The initial role of serotonin on map formation was discovered by studying sensory map defects in a mouse lacking monoamine oxydase A (MAOA), the degradation enzyme for monoamines. In the visual system of MAOA-KO mice, eye-specific segregation in the dLGN is altered and ipsilateral fibers in the SC do not cluster and extend beyond their normal territory. The overactivation of 5HT1B receptors by serotonin excess is responsible for most defects. Interestingly, features of the serotoninergic system are expressed transiently by glutamatergic neurons of sensory systems during development, in particular, in thalamocortical axons and retinal axons. These serotoninergic characteristics include the serotonin transporter (SERT) and the 5HT1B receptor but not the enzyme for 5HT synthesis. Furthermore in the visual system, SERT is transiently expressed in the ipsilateral but not contralateral RGCs located in the VT retina and its expression is regulated by Zic2, the transcription factor specifying ipsilateral identity. We aim  to investigate the role of serotonin on retinal axon guidance and targeting, focusing on SERT and 5HT1B.

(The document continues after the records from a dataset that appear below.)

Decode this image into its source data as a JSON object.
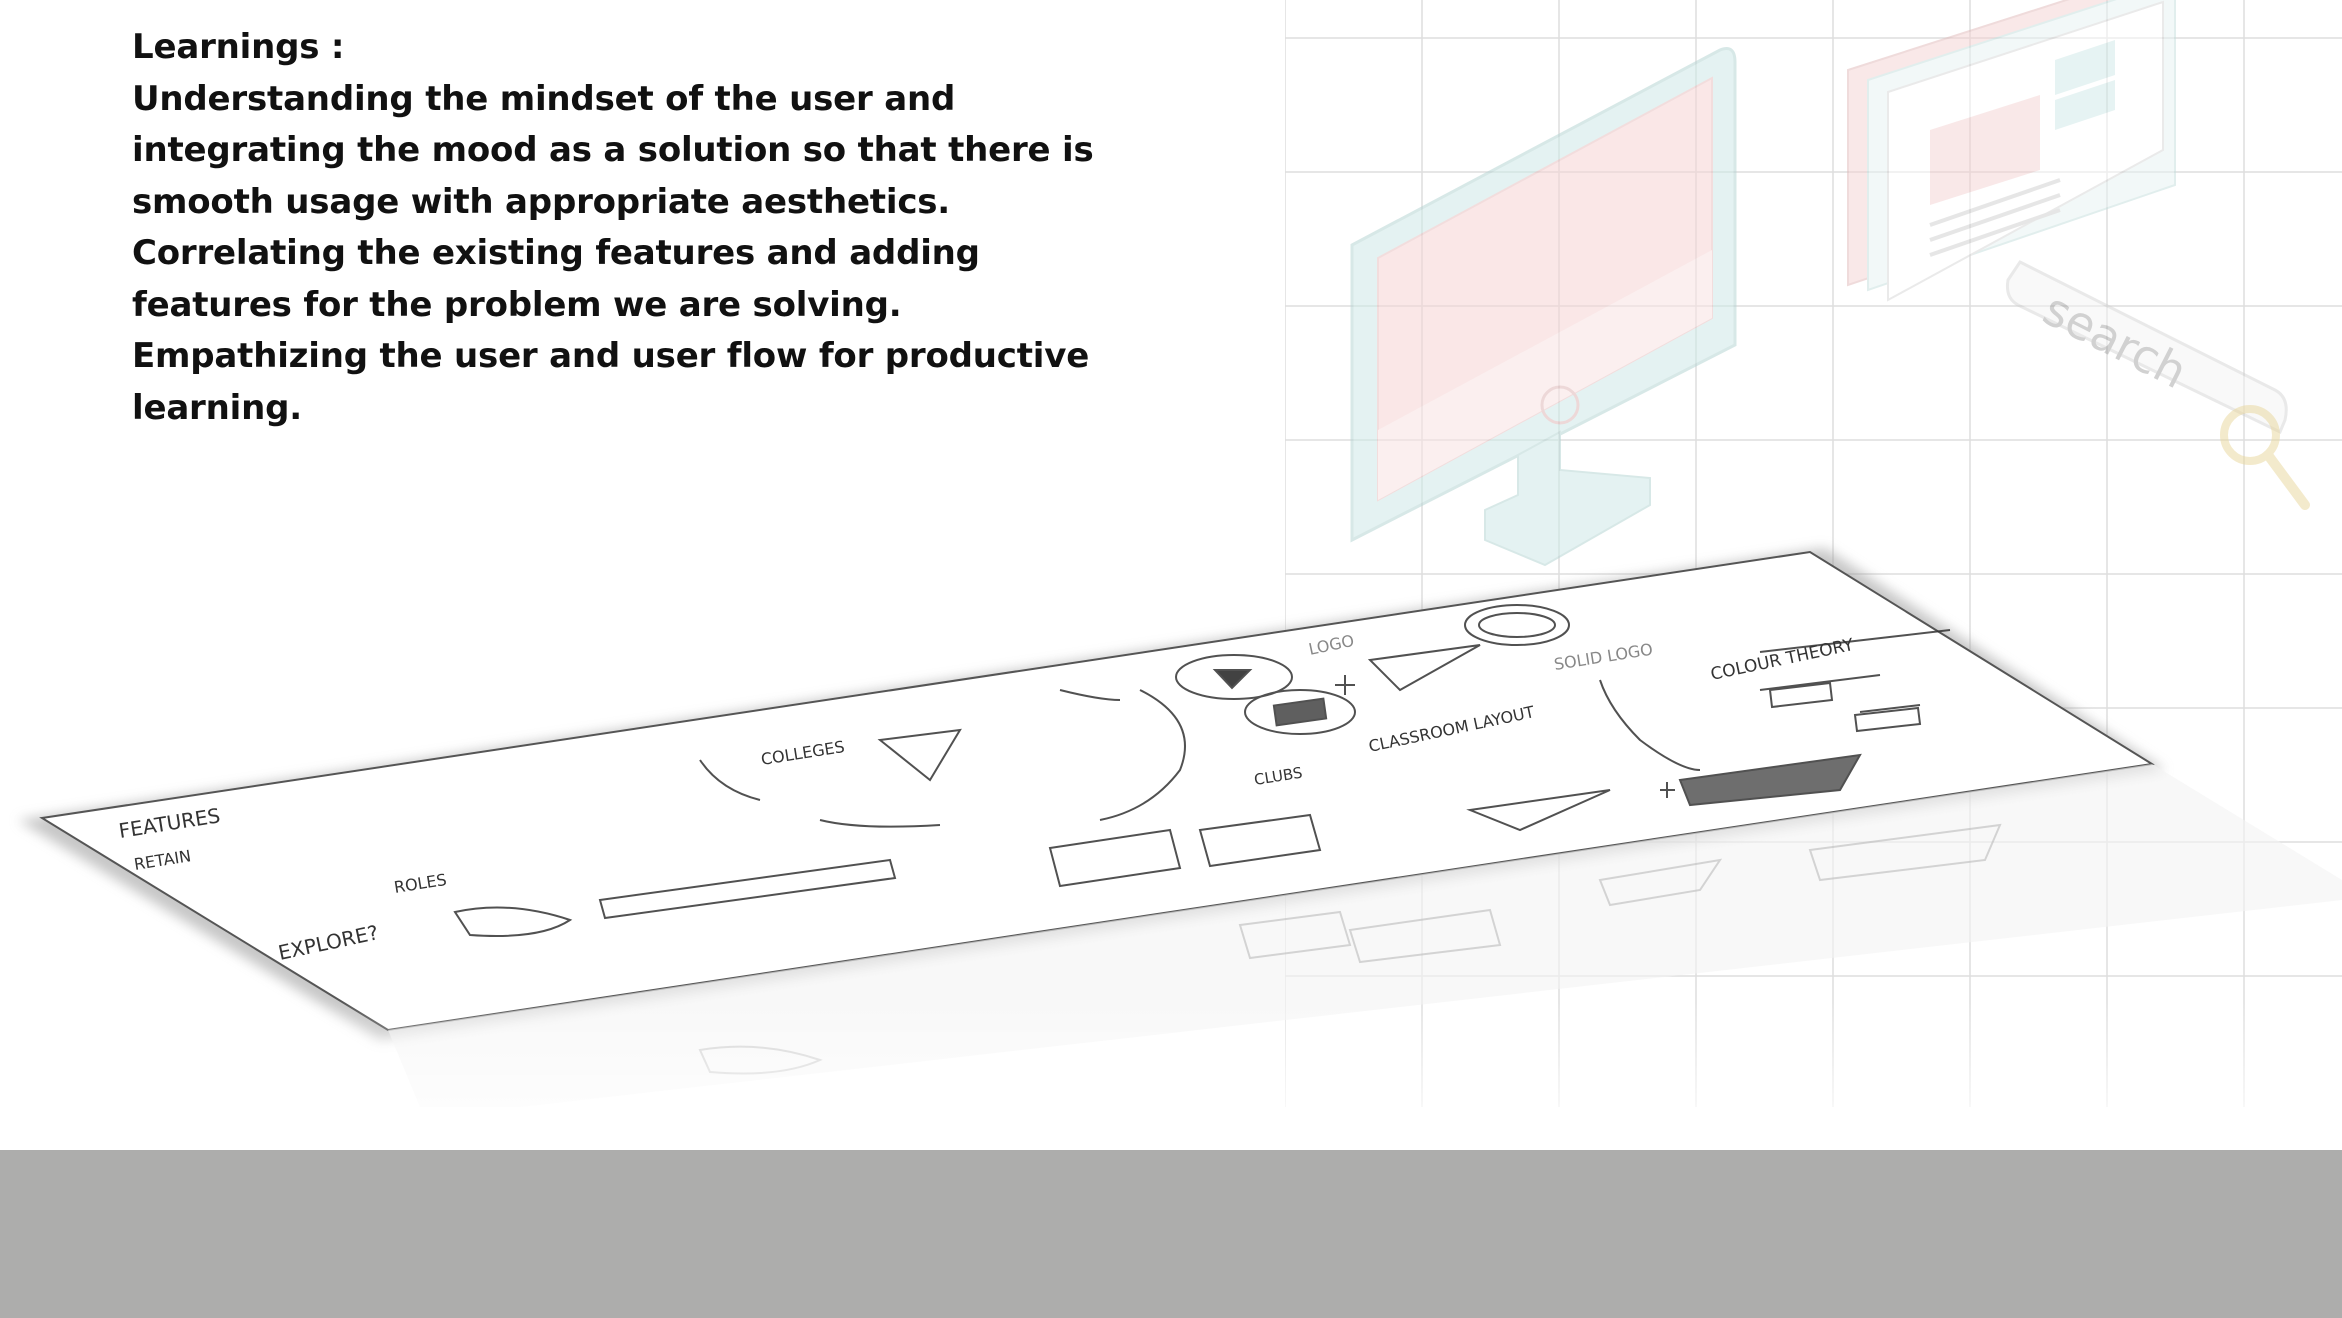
{
  "learnings": {
    "lines": [
      "Learnings :",
      "Understanding the mindset of the user and",
      "integrating the mood as a solution so that there is",
      "smooth usage with appropriate aesthetics.",
      "Correlating the existing features and adding",
      "features for the problem we are solving.",
      "Empathizing the user and user flow for productive",
      "learning."
    ]
  },
  "illustration": {
    "search_bar_label": "search",
    "sketch_labels": {
      "features": "FEATURES",
      "retain": "RETAIN",
      "explore": "EXPLORE?",
      "roles": "ROLES",
      "colleges": "COLLEGES",
      "colour_theory": "COLOUR THEORY",
      "clubs": "CLUBS",
      "classroom_layout": "CLASSROOM LAYOUT",
      "logo": "LOGO",
      "solid_logo": "SOLID LOGO"
    },
    "icons": [
      "monitor-icon",
      "browser-windows-icon",
      "search-bar-icon",
      "magnifier-icon"
    ],
    "colors": {
      "grid_line": "#d9d9d9",
      "monitor_screen": "#f6d5d5",
      "monitor_frame": "#cfe9e8",
      "footer": "#adadac",
      "text": "#111111"
    }
  }
}
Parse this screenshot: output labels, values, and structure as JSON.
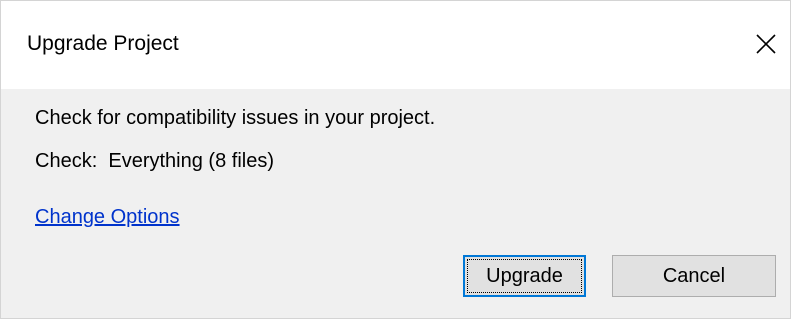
{
  "window": {
    "title": "Upgrade Project",
    "close_icon": "close-icon"
  },
  "body": {
    "message": "Check for compatibility issues in your project.",
    "check_label": "Check:",
    "check_value": "Everything (8 files)",
    "change_options_link": "Change Options"
  },
  "buttons": {
    "upgrade_label": "Upgrade",
    "cancel_label": "Cancel"
  },
  "colors": {
    "link": "#0033cc",
    "content_background": "#f0f0f0",
    "default_button_border": "#0078d7"
  }
}
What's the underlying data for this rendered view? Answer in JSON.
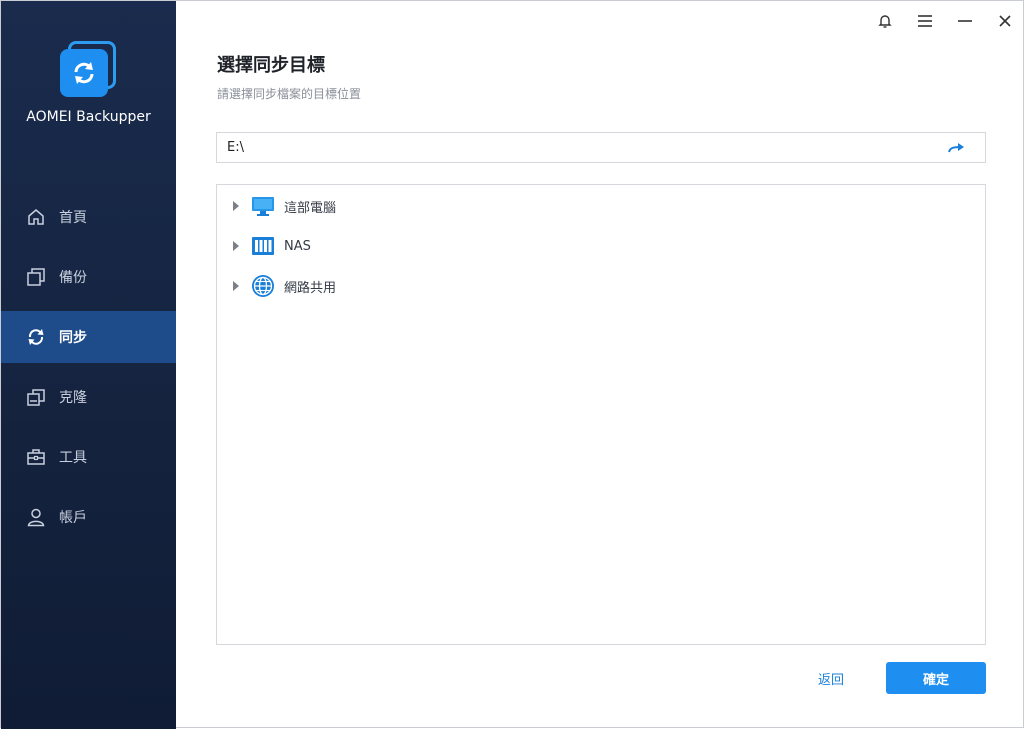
{
  "app": {
    "name": "AOMEI Backupper"
  },
  "sidebar": {
    "items": [
      {
        "label": "首頁",
        "icon": "home-icon"
      },
      {
        "label": "備份",
        "icon": "backup-icon"
      },
      {
        "label": "同步",
        "icon": "sync-icon",
        "active": true
      },
      {
        "label": "克隆",
        "icon": "clone-icon"
      },
      {
        "label": "工具",
        "icon": "toolbox-icon"
      },
      {
        "label": "帳戶",
        "icon": "user-icon"
      }
    ]
  },
  "titlebar": {
    "icons": [
      "bell-icon",
      "menu-icon",
      "minimize-icon",
      "close-icon"
    ]
  },
  "main": {
    "title": "選擇同步目標",
    "subtitle": "請選擇同步檔案的目標位置",
    "path": {
      "value": "E:\\"
    },
    "tree": [
      {
        "label": "這部電腦",
        "icon": "computer-icon"
      },
      {
        "label": "NAS",
        "icon": "nas-icon"
      },
      {
        "label": "網路共用",
        "icon": "globe-icon"
      }
    ],
    "back_label": "返回",
    "ok_label": "確定"
  },
  "colors": {
    "accent": "#1e8ff0",
    "sidebar": "#15233f",
    "active_nav": "#1e4b8a"
  }
}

Retinal and Visual map defects in Albinism

In albinism, affected individuals exhibit a lack or reduction of pigmentation in the eye and/or skin, which is the well-known phenotype of this disease. However, albino patients have several visual defects, particularly a binocular vision deficit, that is due to a concomittant reduced ipsilateral projection. Using a mouse model of albinism, we have previously shown that visual maps are altered in the albino mice and that fewer RGCs from the ventrotemporal (VT) retina project ipsilaterally, reflected in a decrease in cells expressing ipsilateral markers.  Furthermore, retinal axons respond differently to a perturbation of retinal activity in albino mice compared to pigmented mice. These results suggest that the defects in afferent targeting and activity-dependent refinement in the albino dLGN arise from RGC mis-specification together with potential perturbations of early activity patterns in the albino retina. We now aim to study these mechanisms to better understand their relevance to the onset of visual defects in albinism.